The no-frills airline began advertising for the position last month, after it was announced that current incumbent Stephen McNamara would be taking up a similar role at the Irish Rugby Football Union.
Michael O'Leary, Ryanair's chief executive, paid tribute to Mr McNamara, who he said had been "battered and bruised" for four years, and added that the hunt was on to find a "brave soul" to take on the "high profile and incredibly overpaid" challenge.
Now, according to a report in the Irish Independent, the airline has reduced the field to 10 candidates after the latest round of interviews took place last week. It is also understood that the final selection of candidates will be interrogated by Mr O'Leary himself – a daunting task that will only be topped by the actual job of looking after Ryanair's public image.
For a company that describes itself as "the world's most popular airline", Ryanair's receives criticism on a frequent basis – largely due to its high fees and charges.
To check in a bag on the Irish carrier, travellers must pay between £25 and £45, while all passengers are required to pay a £6 "admin" fee, a £6 "web check-in" fee, as well as a "EU261 levy", to offset the cost of paying compensation for flight delays and cancellations, and an "ETS levy" to cover the cost of the EU's Emissions Trading Scheme.
It also faced allegations about flight safety last year when two aircraft bound for Madrid were forced to make an emergency landing in Valencia after they drew near to their minimum level of fuel.

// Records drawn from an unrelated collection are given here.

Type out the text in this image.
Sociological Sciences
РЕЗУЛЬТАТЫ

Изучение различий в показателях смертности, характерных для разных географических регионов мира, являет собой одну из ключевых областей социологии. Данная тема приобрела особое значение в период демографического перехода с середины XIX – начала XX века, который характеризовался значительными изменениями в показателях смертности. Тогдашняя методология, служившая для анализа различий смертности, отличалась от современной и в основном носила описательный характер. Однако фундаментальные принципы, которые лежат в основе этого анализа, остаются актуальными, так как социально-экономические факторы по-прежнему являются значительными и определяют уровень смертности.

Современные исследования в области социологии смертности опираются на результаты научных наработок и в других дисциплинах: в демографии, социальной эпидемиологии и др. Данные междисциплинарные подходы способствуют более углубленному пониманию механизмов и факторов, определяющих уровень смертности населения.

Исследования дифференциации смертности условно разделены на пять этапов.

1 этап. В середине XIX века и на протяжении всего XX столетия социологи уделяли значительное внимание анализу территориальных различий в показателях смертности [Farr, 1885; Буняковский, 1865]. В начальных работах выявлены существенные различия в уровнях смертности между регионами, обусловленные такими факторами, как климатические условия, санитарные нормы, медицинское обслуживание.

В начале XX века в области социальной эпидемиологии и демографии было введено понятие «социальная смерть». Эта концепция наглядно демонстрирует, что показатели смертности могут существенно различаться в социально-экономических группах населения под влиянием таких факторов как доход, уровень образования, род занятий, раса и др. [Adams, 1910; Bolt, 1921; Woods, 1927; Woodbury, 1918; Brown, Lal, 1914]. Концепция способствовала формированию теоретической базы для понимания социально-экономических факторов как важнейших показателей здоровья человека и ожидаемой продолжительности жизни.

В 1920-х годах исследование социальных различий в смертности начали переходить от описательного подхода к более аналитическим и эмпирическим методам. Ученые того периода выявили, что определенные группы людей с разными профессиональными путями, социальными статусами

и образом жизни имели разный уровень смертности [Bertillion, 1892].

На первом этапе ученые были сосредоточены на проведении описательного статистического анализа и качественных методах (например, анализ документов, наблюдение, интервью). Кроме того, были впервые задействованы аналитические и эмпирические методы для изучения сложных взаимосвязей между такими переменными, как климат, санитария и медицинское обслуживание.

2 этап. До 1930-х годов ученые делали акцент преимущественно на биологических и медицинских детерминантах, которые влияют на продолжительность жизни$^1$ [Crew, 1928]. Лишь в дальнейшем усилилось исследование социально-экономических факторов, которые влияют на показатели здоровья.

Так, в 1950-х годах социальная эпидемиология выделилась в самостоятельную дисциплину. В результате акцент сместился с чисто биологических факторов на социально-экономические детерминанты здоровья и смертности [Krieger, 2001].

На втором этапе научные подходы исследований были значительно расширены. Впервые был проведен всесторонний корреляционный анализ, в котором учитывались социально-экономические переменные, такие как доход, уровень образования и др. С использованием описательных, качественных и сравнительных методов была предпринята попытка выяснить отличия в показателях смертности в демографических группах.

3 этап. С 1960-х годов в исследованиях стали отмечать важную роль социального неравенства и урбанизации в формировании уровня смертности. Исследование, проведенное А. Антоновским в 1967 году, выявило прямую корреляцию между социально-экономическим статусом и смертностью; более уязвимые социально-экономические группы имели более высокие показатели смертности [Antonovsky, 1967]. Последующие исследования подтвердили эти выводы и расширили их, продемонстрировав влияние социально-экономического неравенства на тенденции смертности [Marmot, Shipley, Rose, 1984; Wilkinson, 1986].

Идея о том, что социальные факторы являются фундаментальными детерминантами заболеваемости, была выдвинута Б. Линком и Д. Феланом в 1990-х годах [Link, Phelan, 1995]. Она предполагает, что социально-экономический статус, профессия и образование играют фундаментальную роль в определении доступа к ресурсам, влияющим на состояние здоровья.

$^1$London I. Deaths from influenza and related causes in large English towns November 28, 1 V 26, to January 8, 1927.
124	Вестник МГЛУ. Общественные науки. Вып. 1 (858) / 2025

Mr O'Leary's outspoken nature is unlikely to make life any easier for the new PR guru. Last year he described Suzy McLeod, a British woman who was charged £236 by the airline for failing to print out her own boarding pass, as "stupid". Other memorable comments include his dismissal of customer service – "People say the customer is always right, but you know what - they're not. Sometimes they are wrong and they need to be told so" – and his criticism of overweight passengers – "Nobody wants to sit beside a really fat ****** on board. We have been frankly astonished at the number of customers who don't only want to tax fat people but torture them."